Deployment to Botium Box

There are 2 ways to deploy your custom logic hook to Botium Box.

Option 1: NPM package

Build an NPM package, exporting a Javascript class holding your logic. You have to add the NPM package to your Botium Box server - unpack the NPM package to the resources directory - the package.json of your NPM package is in the resources/your-logichook-name directory - and run “npm install” there.

Note

An NPM package is nothing more than a ZIP-File. For Botium logic hooks hosted on Github, you can download the package as ZIP-file from Github (Clone or Download => Download as ZIP) and unpack them - make sure to rename the resulting directory to match the logic hook package name (Github adds the -master suffix to the downloaded files)

Now you can use the Registered Components view to register your custom logic hook, using your-logichook-name as Component Source. (Registering works like for asserters)

Option 2: Shared Javascript file

You can just tell Botium Box to load the logic hook code from a Javascript file.

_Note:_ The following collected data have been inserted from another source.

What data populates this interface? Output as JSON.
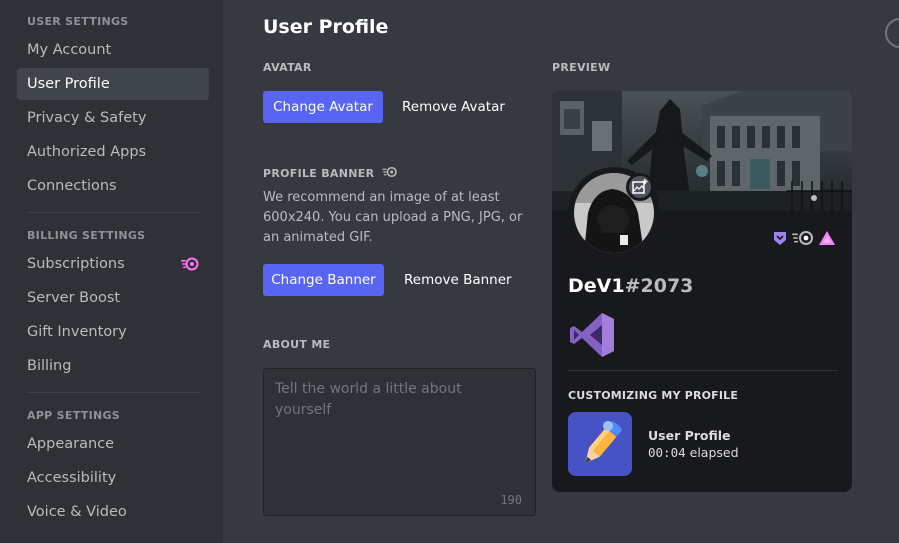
{
  "sidebar": {
    "sections": [
      {
        "title": "USER SETTINGS",
        "items": [
          {
            "label": "My Account",
            "active": false
          },
          {
            "label": "User Profile",
            "active": true
          },
          {
            "label": "Privacy & Safety",
            "active": false
          },
          {
            "label": "Authorized Apps",
            "active": false
          },
          {
            "label": "Connections",
            "active": false
          }
        ]
      },
      {
        "title": "BILLING SETTINGS",
        "items": [
          {
            "label": "Subscriptions",
            "badge": "nitro-icon"
          },
          {
            "label": "Server Boost"
          },
          {
            "label": "Gift Inventory"
          },
          {
            "label": "Billing"
          }
        ]
      },
      {
        "title": "APP SETTINGS",
        "items": [
          {
            "label": "Appearance"
          },
          {
            "label": "Accessibility"
          },
          {
            "label": "Voice & Video"
          }
        ]
      }
    ]
  },
  "main": {
    "title": "User Profile",
    "avatar": {
      "label": "AVATAR",
      "change_button": "Change Avatar",
      "remove_button": "Remove Avatar"
    },
    "banner": {
      "label": "PROFILE BANNER",
      "description": "We recommend an image of at least 600x240. You can upload a PNG, JPG, or an animated GIF.",
      "change_button": "Change Banner",
      "remove_button": "Remove Banner"
    },
    "about": {
      "label": "ABOUT ME",
      "placeholder": "Tell the world a little about yourself",
      "value": "",
      "char_count": "190"
    }
  },
  "preview": {
    "label": "PREVIEW",
    "username": "DeV1",
    "discriminator": "#2073",
    "badges": [
      "hypesquad-balance-icon",
      "nitro-icon",
      "early-supporter-icon"
    ],
    "activity": {
      "title": "CUSTOMIZING MY PROFILE",
      "name": "User Profile",
      "elapsed_time": "00:04",
      "elapsed_suffix": "elapsed"
    }
  },
  "colors": {
    "accent": "#5865f2",
    "sidebar_bg": "#2f3136",
    "main_bg": "#36393f",
    "card_bg": "#18191c",
    "nitro_pink": "#ff73fa",
    "vs_purple": "#8661c5"
  }
}
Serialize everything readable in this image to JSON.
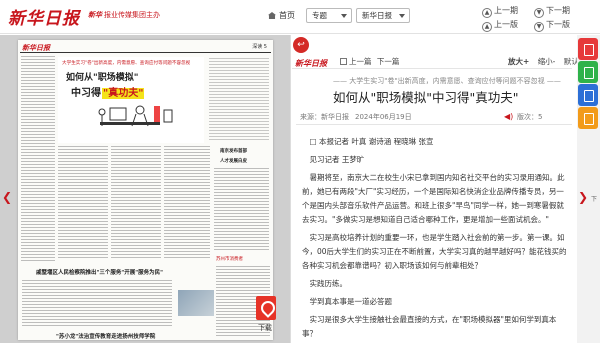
{
  "header": {
    "logo": "新华日报",
    "sublogo_brand": "新华",
    "sublogo_text": "报业传媒集团主办",
    "home_label": "首页",
    "topic_select": "专题",
    "paper_select": "新华日报",
    "prev_issue": "上一期",
    "next_issue": "下一期",
    "prev_page": "上一版",
    "next_page": "下一版"
  },
  "newspaper": {
    "masthead": "新华日报",
    "page_label": "深读 5",
    "deck": "大学生实习\"卷\"出新高度，内需意愿、查询应付等问题不容忽视",
    "headline_line1": "如何从\"职场模拟\"",
    "headline_line2_pre": "中习得",
    "headline_line2_hl": "\"真功夫\"",
    "side_head1": "南京发布首部",
    "side_head2": "人才发展白皮",
    "bottom_head1": "戚墅堰区人民检察院推出\"三个服务\"开展\"服务为民\"",
    "bottom_head2": "\"苏小龙\"法治宣传教育走进扬州技师学院",
    "bottom_head3": "苏州市消费者"
  },
  "download_label": "下载",
  "article_toolbar": {
    "logo": "新华日报",
    "prev_article": "上一篇",
    "next_article": "下一篇",
    "zoom_in": "放大+",
    "zoom_out": "缩小-",
    "default": "默认"
  },
  "article": {
    "kicker": "—— 大学生实习\"卷\"出新高度，内需意愿、查询应付等问题不容忽视 ——",
    "title": "如何从\"职场模拟\"中习得\"真功夫\"",
    "source": "来源：新华日报",
    "date": "2024年06月19日",
    "edition": "版次：5",
    "paragraphs": [
      "□ 本报记者 叶真 谢诗涵 程晓琳 张宣",
      "见习记者 王梦旷",
      "暑期将至，南京大二在校生小宋已拿到国内知名社交平台的实习录用通知。此前，她已有两段\"大厂\"实习经历，一个是国际知名快消企业品牌传播专员，另一个是国内头部音乐软件产品运营。和班上很多\"早鸟\"同学一样，她一到寒暑假就去实习。\"多做实习是想知道自己适合哪种工作，更是增加一些面试机会。\"",
      "实习是高校培养计划的重要一环，也是学生踏入社会前的第一步。第一课。如今，00后大学生们的实习正在不断前置，大学实习真的越早越好吗？能花钱买的各种实习机会都靠谱吗？初入职场该如何与前辈相处？",
      "实践历练。",
      "学到真本事是一道必答题",
      "实习是很多大学生接触社会最直接的方式，在\"职场模拟器\"里如何学到真本事？"
    ]
  },
  "side_tools": [
    "share-red",
    "share-green",
    "share-blue",
    "mobile-orange"
  ],
  "nav_next_label": "下"
}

The Javascript file has to be available on all Botium Box servers and agents, obviously, by placing it in the resources directory.

Now you can use the Registered Components view to register your custom logic hook, using your-logichook-filename.js as Component Source (the relative path in the resources directory). (Registering works like for asserters)

Note

In booth cases you can use botium-logichook- prefix to automatically register your logic hook.

Note

I booth cases logic hook is loaded if plugins are enabled.

Deployment to botium.json

When using botium-cli or botium-bindings, you have to register your logic hook in the botium.json file:

{
  "botium": {
    "Capabilities": {
      ...
      "LOGIC_HOOKS": [
        {
          "ref": "MY-LOGICHOOK-NAME",
          "src": "path-to-my-javascript-file-or-npm-package-name",
          "global": false,
          "args": {
            "my-arg-1": "something"
          }
        }
      ]
    }
  }
}

Using the Logic Hook

You trigger the logic hook call by using the defined Component Ref Code of the logic hook (in our example below: DUMMY_LOG_TESTCASE and DUMMY_INSERT_TO_SCRIPTING_MEMORY). Everything after Component Ref Code are args separated by |

  • begin: Before the conversation starts (use onConvoBegin hook)

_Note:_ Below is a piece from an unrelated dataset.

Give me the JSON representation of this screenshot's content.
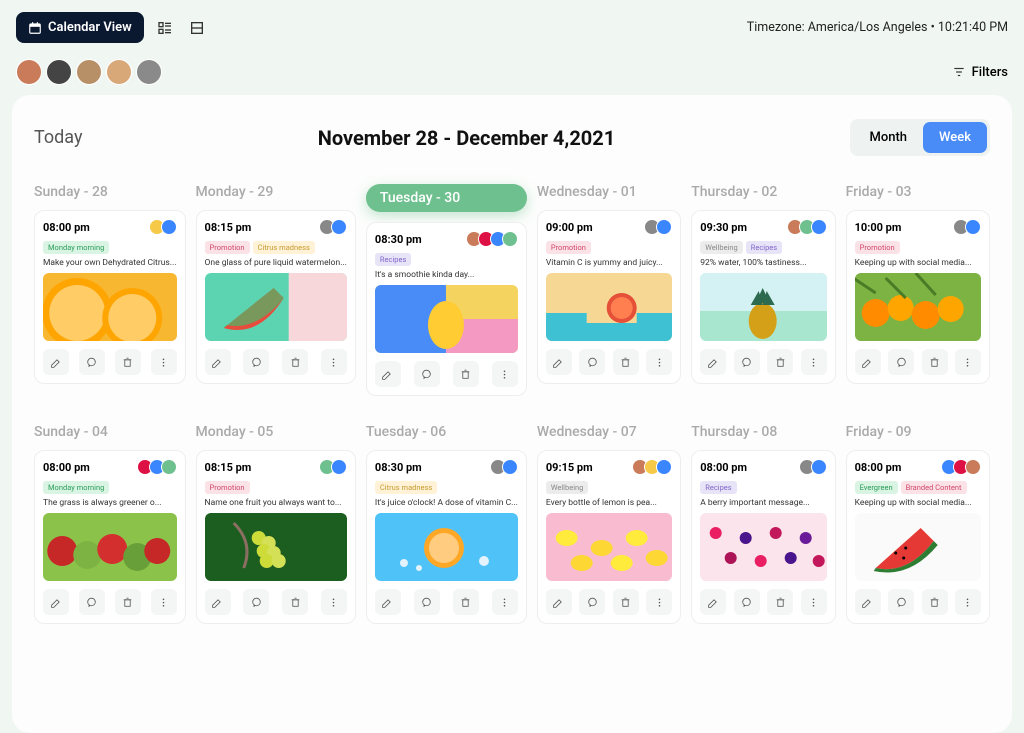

  • me: before and after me request (use onMeStart/onMeEnd, or booth hooks)

  • bot: before and after bot response (use onBotStart/onBotEnd, or booth hooks)

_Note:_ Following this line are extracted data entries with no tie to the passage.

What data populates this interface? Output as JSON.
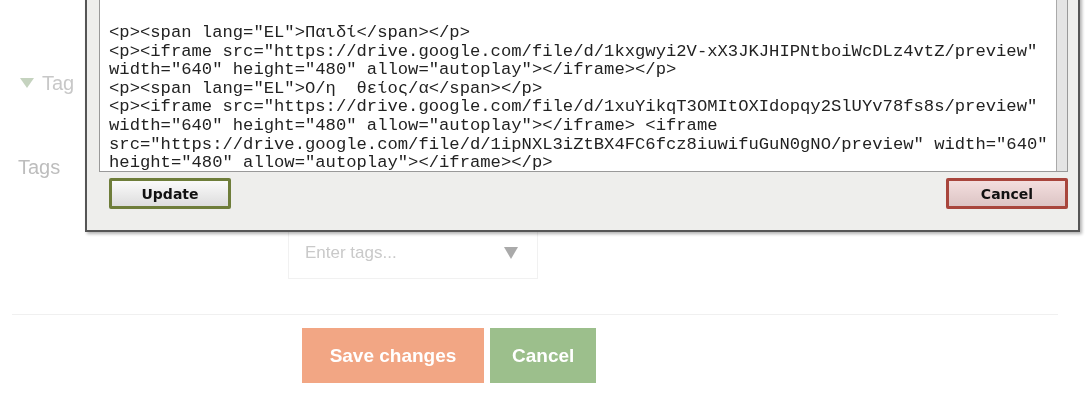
{
  "page": {
    "section_heading": {
      "label": "Tag",
      "expanded": true
    },
    "tags_label": "Tags",
    "tags_field": {
      "placeholder": "Enter tags..."
    },
    "buttons": [
      {
        "label": "Save changes",
        "kind": "primary"
      },
      {
        "label": "Cancel",
        "kind": "secondary"
      }
    ]
  },
  "dialog": {
    "code_lines": [
      "<p><span lang=\"EL\">Παιδί</span></p>",
      "<p><iframe src=\"https://drive.google.com/file/d/1kxgwyi2V-xX3JKJHIPNtboiWcDLz4vtZ/preview\"",
      "width=\"640\" height=\"480\" allow=\"autoplay\"></iframe></p>",
      "<p><span lang=\"EL\">Ο/η  θείος/α</span></p>",
      "<p><iframe src=\"https://drive.google.com/file/d/1xuYikqT3OMItOXIdopqy2SlUYv78fs8s/preview\"",
      "width=\"640\" height=\"480\" allow=\"autoplay\"></iframe> <iframe",
      "src=\"https://drive.google.com/file/d/1ipNXL3iZtBX4FC6fcz8iuwifuGuN0gNO/preview\" width=\"640\"",
      "height=\"480\" allow=\"autoplay\"></iframe></p>"
    ],
    "buttons": [
      {
        "label": "Update",
        "kind": "confirm"
      },
      {
        "label": "Cancel",
        "kind": "cancel"
      }
    ]
  }
}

  • end: After the conversation finished

restaurant
#begin
DUMMY_LOG_TESTCASE dbUrl | dbPassword

#me
hi

#bot
Hi. It looks like a nice drive today. What would you like me to do?

#me
where is the next restaurant

#bot
I understand you want me to find a location. I can find restaurants, gas stations and restrooms nearby.

#me
find my a restaurant

#bot
Of course. Do you have a specific cuisine in mind?

#me
DUMMY_INSERT_TO_SCRIPTING_MEMORY CUISINE1
$cuisine

#bot
Super! I've found 5 locations for you. Which one would you like to drive to?

#me
DUMMY_INSERT_TO_SCRIPTING_MEMORY CUISINE1 | CHOICE1
$choice

#bot
Sure! That restaurant gets great reviews.